( b. Dec 28, 1913 Toronto, Ontario, CANADA - d. Oct 23, 2009 New York, New York, USA ) Male
Lou Jacobi was a mustachioed, scene-stealing Canadian-born actor and comedian who made a film and stage career playing comic ethnic characters but was lauded for serious dramatic roles as well.
He began acting as a boy, making his stage debut in 1924 at a Toronto theater, playing a violin prodigy in The Rabbi and the Priest.
After working as the drama director of a Toronto Y.M.H.A., the social director at a summer resort, a stand-up comic in Canada's equivalent of the Borscht Belt, and the entertainment at various weddings and bachelor parties, Mr. Jacobi tried his luck in London. There he appeared in shows including the American musicals Guys and Dolls and Pal Joey, and was part of a command performance at the London Palladium in 1952.

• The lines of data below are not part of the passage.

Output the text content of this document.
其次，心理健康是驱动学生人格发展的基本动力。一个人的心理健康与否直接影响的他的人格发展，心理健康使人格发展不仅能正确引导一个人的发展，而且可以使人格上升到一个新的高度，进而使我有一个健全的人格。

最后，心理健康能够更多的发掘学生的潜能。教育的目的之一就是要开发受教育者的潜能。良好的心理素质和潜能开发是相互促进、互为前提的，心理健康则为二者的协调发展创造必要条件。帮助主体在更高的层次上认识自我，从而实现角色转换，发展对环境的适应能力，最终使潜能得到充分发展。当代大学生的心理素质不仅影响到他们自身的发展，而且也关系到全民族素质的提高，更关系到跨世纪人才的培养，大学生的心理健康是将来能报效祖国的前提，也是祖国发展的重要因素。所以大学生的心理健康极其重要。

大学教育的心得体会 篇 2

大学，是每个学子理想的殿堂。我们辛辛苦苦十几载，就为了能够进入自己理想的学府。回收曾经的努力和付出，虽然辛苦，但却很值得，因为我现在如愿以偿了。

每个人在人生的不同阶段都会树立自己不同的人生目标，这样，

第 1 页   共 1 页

He made his film debut in "Is Your Honeymoon Really Necessary?" (1953), a British comedy with the country's blond sex symbol of the moment, Diana Dors. He went on to make two dozen feature films. His supporting roles included the philosophical bartender in "Irma la Douce" (1963), the young hero's unsophisticated uncle in "My Favorite Year" (1982), a lucky florist in the Dudley Moore comedy "Arthur" (1981) and a middle-aged transvestite who gets caught with his hostess's clothes on in "Everything You Always Wanted to Know About Sex" (1972). In Barry Levinson's "Avalon" (1990), he played a dramatic role, one of four Russian brothers trying to build a future in Baltimore in the early 20th century.
Mr. Jacobi made his Broadway debut in 1955 in The Diary of Anne Frank, playing a less-than-noble occupant of the Amsterdam attic where the Franks were hiding, and reprised the role in the 1959 film version.
In the United States, he began making guest appearances on a variety of television series, ranging from "Playhouse 90" to "The Man From U.N.C.L.E." to "That Girl," and appeared on series and in television movies until he was in his late 70s.
In the summer of 1976, he was the star of a CBS comedy series, "Ivan the Terrible," in which he played a Russian headwaiter living with nine other people in a small Moscow apartment. He was a regular on "The Dean Martin Show" on NBC for two seasons in the early 1970s.
Mr. Jacobi made successful comedy recordings with titles like "Al Tijuana and His Jewish Brass" and "The Yiddish Are Coming! The Yiddish Are Coming!"
In his last film, "I.Q." (1994), he played the logician Kurt Gödel, one of Albert Einstein's professor friends at Princeton. His last Broadway play was Cheaters, a 1978 comedy about two adulterous middle-aged couples.